Help with e2e evalation

How can I reduce failed stories when doing e2e evaluation of the model. kindly help me to improve my model. i.e when I use this command python -m rasa_core.evaluate --core models/dialogue --stories test_stories.md -o results, it gives me some wrongly predicted actions. I want to reduce the number of incorrectly predicted actions. Aslo help me how can I evaluate NLU ie intent recognision same as like test_nlu.md to evaluate nlu model.

Hey @rakesh,

In general if you want to reduce the number of incorrectly predicted actions, you can add the failed story to your training data with the correct action and your bot’s policies will learn to get it right the next time.
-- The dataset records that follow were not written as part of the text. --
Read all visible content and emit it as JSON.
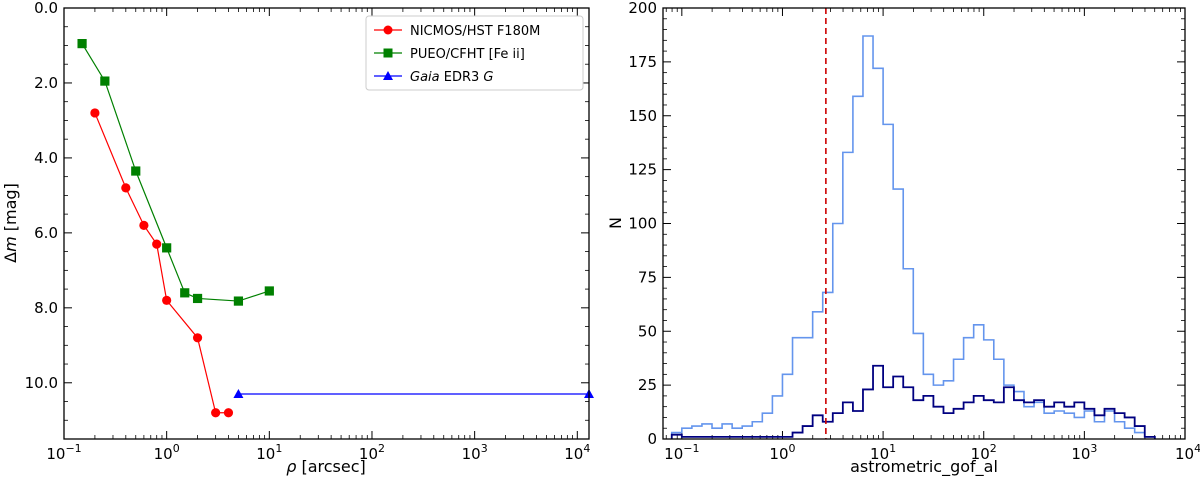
{
  "chart_data": [
    {
      "type": "line",
      "xlabel": "ρ [arcsec]",
      "ylabel": "Δm [mag]",
      "xscale": "log",
      "xlim": [
        0.1,
        13000
      ],
      "ylim": [
        11.5,
        0.0
      ],
      "y_inverted": true,
      "grid": false,
      "legend_position": "top-right",
      "x_ticks": [
        {
          "value": 0.1,
          "base": "10",
          "exp": "−1"
        },
        {
          "value": 1,
          "base": "10",
          "exp": "0"
        },
        {
          "value": 10,
          "base": "10",
          "exp": "1"
        },
        {
          "value": 100,
          "base": "10",
          "exp": "2"
        },
        {
          "value": 1000,
          "base": "10",
          "exp": "3"
        },
        {
          "value": 10000,
          "base": "10",
          "exp": "4"
        }
      ],
      "y_ticks": [
        {
          "value": 0,
          "label": "0.0"
        },
        {
          "value": 2,
          "label": "2.0"
        },
        {
          "value": 4,
          "label": "4.0"
        },
        {
          "value": 6,
          "label": "6.0"
        },
        {
          "value": 8,
          "label": "8.0"
        },
        {
          "value": 10,
          "label": "10.0"
        }
      ],
      "series": [
        {
          "name": "NICMOS/HST F180M",
          "color": "#ff0000",
          "marker": "circle",
          "x": [
            0.2,
            0.4,
            0.6,
            0.8,
            1.0,
            2.0,
            3.0,
            4.0
          ],
          "y": [
            2.8,
            4.8,
            5.8,
            6.3,
            7.8,
            8.8,
            10.8,
            10.8
          ]
        },
        {
          "name": "PUEO/CFHT [Fe ii]",
          "color": "#008000",
          "marker": "square",
          "x": [
            0.15,
            0.25,
            0.5,
            1.0,
            1.5,
            2.0,
            5.0,
            10.0
          ],
          "y": [
            0.95,
            1.95,
            4.35,
            6.4,
            7.6,
            7.75,
            7.82,
            7.55
          ]
        },
        {
          "name_italic": "Gaia",
          "name_rest": " EDR3 ",
          "name_italic2": "G",
          "color": "#0000ff",
          "marker": "triangle",
          "x": [
            5.0,
            13000
          ],
          "y": [
            10.3,
            10.3
          ]
        }
      ]
    },
    {
      "type": "histogram",
      "xlabel": "astrometric_gof_al",
      "ylabel": "N",
      "xscale": "log",
      "xlim": [
        0.065,
        10000
      ],
      "ylim": [
        0,
        200
      ],
      "grid": false,
      "vline": {
        "x": 2.7,
        "color": "#cc0000",
        "style": "dashed"
      },
      "x_ticks": [
        {
          "value": 0.1,
          "base": "10",
          "exp": "−1"
        },
        {
          "value": 1,
          "base": "10",
          "exp": "0"
        },
        {
          "value": 10,
          "base": "10",
          "exp": "1"
        },
        {
          "value": 100,
          "base": "10",
          "exp": "2"
        },
        {
          "value": 1000,
          "base": "10",
          "exp": "3"
        },
        {
          "value": 10000,
          "base": "10",
          "exp": "4"
        }
      ],
      "y_ticks": [
        {
          "value": 0,
          "label": "0"
        },
        {
          "value": 25,
          "label": "25"
        },
        {
          "value": 50,
          "label": "50"
        },
        {
          "value": 75,
          "label": "75"
        },
        {
          "value": 100,
          "label": "100"
        },
        {
          "value": 125,
          "label": "125"
        },
        {
          "value": 150,
          "label": "150"
        },
        {
          "value": 175,
          "label": "175"
        },
        {
          "value": 200,
          "label": "200"
        }
      ],
      "bin_edges_log10": [
        -1.1,
        -1.0,
        -0.9,
        -0.8,
        -0.7,
        -0.6,
        -0.5,
        -0.4,
        -0.3,
        -0.2,
        -0.1,
        0.0,
        0.1,
        0.2,
        0.3,
        0.4,
        0.5,
        0.6,
        0.7,
        0.8,
        0.9,
        1.0,
        1.1,
        1.2,
        1.3,
        1.4,
        1.5,
        1.6,
        1.7,
        1.8,
        1.9,
        2.0,
        2.1,
        2.2,
        2.3,
        2.4,
        2.5,
        2.6,
        2.7,
        2.8,
        2.9,
        3.0,
        3.1,
        3.2,
        3.3,
        3.4,
        3.5,
        3.6,
        3.7
      ],
      "series": [
        {
          "color": "#6495ed",
          "counts": [
            3,
            5,
            6,
            7,
            5,
            7,
            5,
            6,
            8,
            12,
            20,
            30,
            47,
            47,
            59,
            68,
            100,
            133,
            159,
            187,
            172,
            146,
            116,
            79,
            49,
            30,
            25,
            27,
            37,
            47,
            53,
            46,
            37,
            25,
            22,
            15,
            17,
            12,
            13,
            12,
            10,
            13,
            8,
            13,
            8,
            5,
            3,
            1
          ]
        },
        {
          "color": "#000080",
          "counts": [
            2,
            1,
            1,
            1,
            1,
            1,
            1,
            1,
            1,
            1,
            1,
            1,
            3,
            6,
            11,
            8,
            12,
            17,
            13,
            23,
            34,
            24,
            29,
            24,
            18,
            20,
            15,
            12,
            14,
            17,
            20,
            18,
            17,
            24,
            18,
            17,
            18,
            15,
            17,
            15,
            17,
            14,
            11,
            14,
            12,
            10,
            6,
            1
          ]
        }
      ]
    }
  ]
}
rasa_nlu also has some nice tools for evaluating your models. This script will plot a confusion matrix, f1 scores and a pretty graph showing the confidence for correctly and incorrectly predicted labels on your test set.

Hey @MetcalfeTom

Thanks for the reply. Currently I am using 150 story stories.md file of nearly 150 intents like:

story 1

  • greet
    • utter_greet_help

story 2

  • mood_unhappy
    • utter_Help_to_coach

story 3

  • mood_deny
    • utter_Help_coach

to 150 intents

SO i am getting some wrongly predicted ones in confusion matrix itself. When I evaluate model with e2e_stories.md file with one big story containing every intent. like:

stories all

  • greet
    • utter_greet_help
  • some_random_intent
    • its_utterance_action

so on to 150 intents

I think it should predict correct action but i am getting some wrongly predicted actions for some intents. theoritically it should give every prediction correct. But i dont know why.

This is because your evaulation story is different to the data the bot was trained on; in your training data there is no context for each intent, but in the evaluation story the tracker will be storing the previously received messages and executed actions.

I suggest you change your policy_config to include AugmentedMemoizationPolicy instead of the MemoizationPolicy - this will wipe the tracker upon receiving the intent and predict the corresponding utterance in your training data

@MetcalfeTom Thank you for the reply. I will deffinitely Try that one.